Eddy Amey wonders how we more mature members of society ever managed to grow up without blowing ourselves up.
He pondered this while reflecting on the toys and substances bought for and handled by children in the middle decades of the last century. It would give health and safety ‘a fit of the vapours’ today, he says.
Eddy, from Fareham, writes: ‘For boys there were carpentry sets (steel not plastic), chemistry sets and steam engines heated with methylated spirits.
‘My only carpenter’s set was a present when I was six. It was taken away after one day after sawing the arm off a fireside chair.’
Eddy adds: ‘Girls might have had cookers [pictured above] and irons which worked from the mains electrics.
‘I also remember that from chemists shops such as Timothy White’s or Boots and hardware stores anyone could purchase such things as sulphuric acid for topping up wireless battery accumulators. There used to be signs in buses warning ‘‘accumulators are not permitted’’ inside the bus’.

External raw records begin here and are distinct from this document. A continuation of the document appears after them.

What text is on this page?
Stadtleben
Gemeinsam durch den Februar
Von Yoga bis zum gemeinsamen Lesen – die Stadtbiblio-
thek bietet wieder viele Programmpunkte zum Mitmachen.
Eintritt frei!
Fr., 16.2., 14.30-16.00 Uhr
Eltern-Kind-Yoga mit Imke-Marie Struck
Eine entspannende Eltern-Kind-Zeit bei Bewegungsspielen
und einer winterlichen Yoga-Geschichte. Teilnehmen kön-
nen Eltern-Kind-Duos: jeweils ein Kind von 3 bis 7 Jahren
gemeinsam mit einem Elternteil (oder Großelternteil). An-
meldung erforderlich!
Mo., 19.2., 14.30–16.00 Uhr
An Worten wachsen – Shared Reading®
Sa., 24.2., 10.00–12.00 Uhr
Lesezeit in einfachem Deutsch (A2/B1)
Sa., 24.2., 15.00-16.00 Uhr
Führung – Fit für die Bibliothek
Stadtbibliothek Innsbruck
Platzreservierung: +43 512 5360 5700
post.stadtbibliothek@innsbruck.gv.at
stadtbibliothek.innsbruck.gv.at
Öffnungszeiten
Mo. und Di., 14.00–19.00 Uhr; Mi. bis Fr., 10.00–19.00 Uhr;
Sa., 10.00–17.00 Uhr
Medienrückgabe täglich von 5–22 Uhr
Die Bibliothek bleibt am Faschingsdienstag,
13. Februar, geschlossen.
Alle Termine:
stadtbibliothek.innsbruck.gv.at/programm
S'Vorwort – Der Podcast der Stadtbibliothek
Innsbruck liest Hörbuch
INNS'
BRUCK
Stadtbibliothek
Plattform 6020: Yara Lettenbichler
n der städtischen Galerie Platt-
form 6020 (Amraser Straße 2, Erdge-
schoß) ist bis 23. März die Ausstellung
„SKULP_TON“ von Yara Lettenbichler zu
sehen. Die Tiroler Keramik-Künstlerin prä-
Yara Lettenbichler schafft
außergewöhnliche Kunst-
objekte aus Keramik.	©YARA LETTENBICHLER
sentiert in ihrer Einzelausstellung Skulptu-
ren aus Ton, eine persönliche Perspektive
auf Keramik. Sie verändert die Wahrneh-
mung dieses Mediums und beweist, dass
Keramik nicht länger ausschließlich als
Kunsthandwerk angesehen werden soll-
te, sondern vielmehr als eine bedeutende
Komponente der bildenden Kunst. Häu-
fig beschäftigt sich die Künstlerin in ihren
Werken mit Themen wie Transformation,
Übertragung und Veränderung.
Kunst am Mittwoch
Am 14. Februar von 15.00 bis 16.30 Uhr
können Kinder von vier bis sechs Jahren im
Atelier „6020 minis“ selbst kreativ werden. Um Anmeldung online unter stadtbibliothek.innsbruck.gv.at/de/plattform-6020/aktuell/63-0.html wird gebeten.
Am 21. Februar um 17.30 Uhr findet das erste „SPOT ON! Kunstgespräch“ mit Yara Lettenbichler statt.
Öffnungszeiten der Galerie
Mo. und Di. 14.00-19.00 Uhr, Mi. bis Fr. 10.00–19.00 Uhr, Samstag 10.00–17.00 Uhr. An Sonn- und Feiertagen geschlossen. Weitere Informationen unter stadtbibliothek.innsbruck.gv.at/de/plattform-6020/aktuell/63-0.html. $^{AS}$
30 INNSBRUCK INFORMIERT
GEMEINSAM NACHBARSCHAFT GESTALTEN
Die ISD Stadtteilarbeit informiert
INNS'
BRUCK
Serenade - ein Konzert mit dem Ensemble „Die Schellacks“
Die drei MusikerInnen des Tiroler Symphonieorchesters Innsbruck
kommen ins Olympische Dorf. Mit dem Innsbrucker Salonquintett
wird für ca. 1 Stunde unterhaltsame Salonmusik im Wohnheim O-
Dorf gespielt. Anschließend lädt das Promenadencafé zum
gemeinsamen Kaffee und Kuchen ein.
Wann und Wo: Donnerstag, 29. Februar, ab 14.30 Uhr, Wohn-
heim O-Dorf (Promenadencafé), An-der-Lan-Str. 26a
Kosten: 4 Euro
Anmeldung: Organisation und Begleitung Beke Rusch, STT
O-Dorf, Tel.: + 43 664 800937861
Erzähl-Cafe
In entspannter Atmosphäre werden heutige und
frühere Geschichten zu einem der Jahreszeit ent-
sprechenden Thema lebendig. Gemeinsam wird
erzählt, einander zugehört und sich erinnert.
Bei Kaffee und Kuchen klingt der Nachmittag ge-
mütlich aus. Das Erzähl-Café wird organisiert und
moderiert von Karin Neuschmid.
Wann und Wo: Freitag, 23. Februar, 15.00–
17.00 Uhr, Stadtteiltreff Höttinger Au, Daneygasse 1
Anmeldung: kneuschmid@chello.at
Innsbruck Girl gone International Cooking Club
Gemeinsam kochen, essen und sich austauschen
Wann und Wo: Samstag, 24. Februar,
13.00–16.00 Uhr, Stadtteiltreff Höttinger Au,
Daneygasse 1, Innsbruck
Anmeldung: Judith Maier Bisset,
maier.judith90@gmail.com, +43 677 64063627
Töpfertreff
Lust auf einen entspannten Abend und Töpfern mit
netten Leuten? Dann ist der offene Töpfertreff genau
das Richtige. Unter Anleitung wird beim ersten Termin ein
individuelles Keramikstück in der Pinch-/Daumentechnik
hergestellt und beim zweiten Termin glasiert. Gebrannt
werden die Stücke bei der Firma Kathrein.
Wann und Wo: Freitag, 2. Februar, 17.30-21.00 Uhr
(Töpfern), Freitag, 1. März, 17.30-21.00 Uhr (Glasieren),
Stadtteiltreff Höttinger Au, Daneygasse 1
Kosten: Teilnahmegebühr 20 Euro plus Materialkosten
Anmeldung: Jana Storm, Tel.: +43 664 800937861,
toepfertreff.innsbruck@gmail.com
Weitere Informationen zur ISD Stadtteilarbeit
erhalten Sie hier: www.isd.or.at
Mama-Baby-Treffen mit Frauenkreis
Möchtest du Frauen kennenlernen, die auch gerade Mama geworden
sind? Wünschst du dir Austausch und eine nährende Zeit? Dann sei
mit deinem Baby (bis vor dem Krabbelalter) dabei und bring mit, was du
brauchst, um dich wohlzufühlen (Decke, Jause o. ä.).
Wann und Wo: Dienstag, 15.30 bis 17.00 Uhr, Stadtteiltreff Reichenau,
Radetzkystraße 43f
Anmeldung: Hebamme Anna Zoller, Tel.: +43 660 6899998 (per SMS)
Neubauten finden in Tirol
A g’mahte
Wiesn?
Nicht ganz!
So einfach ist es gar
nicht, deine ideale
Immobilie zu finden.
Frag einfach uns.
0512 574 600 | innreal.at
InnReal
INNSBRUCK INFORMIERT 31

‘One could buy calcium carbide for acetylene gas lamps.
‘This was also great for dropping in classmates’ inkwells and creating a stink.
‘Saltpetre (an ingredient of gunpowder) was for food preserving or making fireworks, though most attempts with saltpetre, iron filings and magnesium tape to make fireworks were seldom successful but made spectacular smoke and flares. Happy to say that neither I nor anyone else I knew came to any harm and learned to recognise common risks.’